I don't think there is a correlation between welfare spending in the UK and international aid. If people overseas are in GENUINE need we, as a rich country, should be helping. I question where the aid goes, some certainly goes to the wrong places, but in principle we should be helping overseas poor people, after all the benefit system ensures that no-one in this country is literally starving whereas some children overseas most certainly are.

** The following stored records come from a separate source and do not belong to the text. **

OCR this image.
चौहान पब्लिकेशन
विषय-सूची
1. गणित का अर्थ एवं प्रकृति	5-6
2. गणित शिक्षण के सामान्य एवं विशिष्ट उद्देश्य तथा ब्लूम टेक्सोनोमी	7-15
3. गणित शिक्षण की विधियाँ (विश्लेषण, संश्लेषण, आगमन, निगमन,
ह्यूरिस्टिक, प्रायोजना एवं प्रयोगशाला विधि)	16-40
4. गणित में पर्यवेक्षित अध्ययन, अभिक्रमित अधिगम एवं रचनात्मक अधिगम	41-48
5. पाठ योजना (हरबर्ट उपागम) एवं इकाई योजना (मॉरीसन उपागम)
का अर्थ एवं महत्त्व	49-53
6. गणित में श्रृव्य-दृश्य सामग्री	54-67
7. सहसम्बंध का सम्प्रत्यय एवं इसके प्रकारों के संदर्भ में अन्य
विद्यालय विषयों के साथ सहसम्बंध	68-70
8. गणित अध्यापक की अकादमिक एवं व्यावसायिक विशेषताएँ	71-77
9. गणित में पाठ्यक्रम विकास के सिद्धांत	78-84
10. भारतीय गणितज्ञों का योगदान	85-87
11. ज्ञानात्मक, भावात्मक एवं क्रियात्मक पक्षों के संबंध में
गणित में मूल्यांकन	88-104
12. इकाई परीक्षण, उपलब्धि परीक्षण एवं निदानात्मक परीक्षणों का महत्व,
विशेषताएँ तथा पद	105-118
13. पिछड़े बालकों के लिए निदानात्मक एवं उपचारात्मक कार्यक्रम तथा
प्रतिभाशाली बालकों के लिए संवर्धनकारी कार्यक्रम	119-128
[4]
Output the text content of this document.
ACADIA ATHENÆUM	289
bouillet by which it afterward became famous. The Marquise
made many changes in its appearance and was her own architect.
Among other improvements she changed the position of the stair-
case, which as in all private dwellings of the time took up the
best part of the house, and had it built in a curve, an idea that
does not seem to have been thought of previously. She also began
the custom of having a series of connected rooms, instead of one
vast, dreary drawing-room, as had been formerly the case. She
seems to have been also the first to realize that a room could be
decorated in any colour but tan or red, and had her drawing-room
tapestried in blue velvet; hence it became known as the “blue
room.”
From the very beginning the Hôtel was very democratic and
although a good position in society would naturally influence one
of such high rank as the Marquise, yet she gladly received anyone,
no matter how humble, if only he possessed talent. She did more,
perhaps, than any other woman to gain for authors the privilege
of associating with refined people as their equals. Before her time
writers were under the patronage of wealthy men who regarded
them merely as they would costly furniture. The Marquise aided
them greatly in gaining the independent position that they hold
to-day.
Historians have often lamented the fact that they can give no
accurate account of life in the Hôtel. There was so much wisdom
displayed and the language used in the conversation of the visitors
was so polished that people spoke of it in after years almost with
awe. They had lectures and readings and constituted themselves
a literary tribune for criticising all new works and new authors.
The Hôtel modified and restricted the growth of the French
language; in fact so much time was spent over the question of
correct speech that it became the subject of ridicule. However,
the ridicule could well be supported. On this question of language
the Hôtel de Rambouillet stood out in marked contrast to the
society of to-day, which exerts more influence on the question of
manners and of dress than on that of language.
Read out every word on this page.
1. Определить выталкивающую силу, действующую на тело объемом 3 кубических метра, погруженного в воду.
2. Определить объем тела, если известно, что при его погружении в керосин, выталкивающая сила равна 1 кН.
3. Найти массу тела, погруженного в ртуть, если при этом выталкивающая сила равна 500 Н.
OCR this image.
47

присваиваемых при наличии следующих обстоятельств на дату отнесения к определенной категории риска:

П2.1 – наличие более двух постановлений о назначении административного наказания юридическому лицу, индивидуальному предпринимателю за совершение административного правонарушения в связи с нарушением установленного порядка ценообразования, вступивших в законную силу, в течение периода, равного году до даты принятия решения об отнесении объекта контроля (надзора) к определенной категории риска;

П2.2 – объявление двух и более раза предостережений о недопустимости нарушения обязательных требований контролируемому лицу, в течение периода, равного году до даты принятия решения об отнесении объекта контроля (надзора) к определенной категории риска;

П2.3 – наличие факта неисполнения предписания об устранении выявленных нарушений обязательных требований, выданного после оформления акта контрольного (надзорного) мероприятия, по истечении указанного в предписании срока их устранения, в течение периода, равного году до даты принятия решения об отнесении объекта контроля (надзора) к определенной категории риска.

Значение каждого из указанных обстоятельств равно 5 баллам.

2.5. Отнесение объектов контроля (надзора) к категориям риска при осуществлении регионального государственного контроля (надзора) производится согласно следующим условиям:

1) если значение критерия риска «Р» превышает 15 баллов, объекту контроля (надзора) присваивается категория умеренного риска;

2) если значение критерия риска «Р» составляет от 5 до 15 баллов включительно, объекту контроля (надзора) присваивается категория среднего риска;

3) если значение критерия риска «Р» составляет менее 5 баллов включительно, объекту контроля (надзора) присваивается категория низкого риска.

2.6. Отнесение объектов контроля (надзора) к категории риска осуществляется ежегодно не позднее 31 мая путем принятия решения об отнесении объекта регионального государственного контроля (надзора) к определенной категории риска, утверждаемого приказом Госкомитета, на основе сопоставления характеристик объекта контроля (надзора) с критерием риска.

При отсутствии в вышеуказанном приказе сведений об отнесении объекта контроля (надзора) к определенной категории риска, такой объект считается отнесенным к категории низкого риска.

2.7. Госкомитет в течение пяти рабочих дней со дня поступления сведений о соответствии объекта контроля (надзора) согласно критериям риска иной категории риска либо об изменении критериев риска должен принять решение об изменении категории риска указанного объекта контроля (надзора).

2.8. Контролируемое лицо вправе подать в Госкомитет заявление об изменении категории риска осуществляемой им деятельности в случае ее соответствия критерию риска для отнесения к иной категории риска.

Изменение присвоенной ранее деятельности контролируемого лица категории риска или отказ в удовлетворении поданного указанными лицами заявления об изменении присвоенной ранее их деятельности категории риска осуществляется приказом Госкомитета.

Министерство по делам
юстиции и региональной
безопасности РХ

For those who are working and still need the food bank then I hope they get given lots of tasty goodies, they are the deserving ones in my opinion.
 

andy w

Well-Known Forumite
I don't know if any one seen the recent programmes with Nick Hewar and Margaret ? investigating welfare dependency. On one side we had people who hadn't worked for along while and their different reasons for not working, and people who work and their take on the situation.
One of the main concerns was the tax and benefit system, with peoples reluctance to take work being they would be either no better off or even worse off taking a job. This in in turn upset people in work as when they took the full amount of benefits, rent and council tax paid and associated payments for washing machines etc it left them scratching their heads why they were bothering to go out to work and pay tax.
What was striking was the effect on people who were given a taste of work, of course they struggled at first to get into the vigours and routine of work but it wasn't long before they felt the self worth and sense of achievement that work gives.
What this country suffers from is complacency and many of us are guilty of that. I've always done manufacturing jobs whilst knowing I could go on to do more challenging roles but do you what, I can't be arsed as I'm content with my lifestyle. I wonder if that's the same with many on welfare and we suffer from a poverty of ambition and opportunity.
 

Spelunker

Well-Known Forumite
I heard a phrase today that I was unfamiliar with
It was 'rags to rags in three generations'.
It may well be that this is the case.
Are we so acceptable of the state picking up the pieces that we just don't care?
It makes me fecking angry to think that kids are going hungry and we are paying Hugo feckwit and his mate a fortune to close our hospital down.
( sorry to cross thread the conversation)
And Dave and Gideon look on and haven't got a fecking clue.
 

andy w

Well-Known Forumite
I heard a phrase today that I was unfamiliar with
It was 'rags to rags in three generations'.
It may well be that this is the case.
Are we so acceptable of the state picking up the pieces that we just don't care?
It makes me fecking angry to think that kids are going hungry and we are paying Hugo feckwit and his mate a fortune to close our hospital down.
( sorry to cross thread the conversation)
And Dave and Gideon look on and haven't got a fecking clue.
Don't be sorry to cross thread topics as there are so many interlinked problems.
The underlying problem is the politicians, chief executives of organisations, quangoes, charities etc are detached from ordinary people and live in a bubble.
 

Hetairoi

Well-Known Forumite
There is no such thing as real poverty in this country, not the sort of poverty you see in parts of Africa and Asia!
 

henryscat

Well-Known Forumite
There is no such thing as real poverty in this country, not the sort of poverty you see in parts of Africa and Asia!
As a country we are far far richer than many others and living conditions here are comparatively better. However, poverty is relative in terms of buying power - so if you are on a very low income in the UK, it may well buy a lot in India, but that isn't any good here where it won't buy you a lot.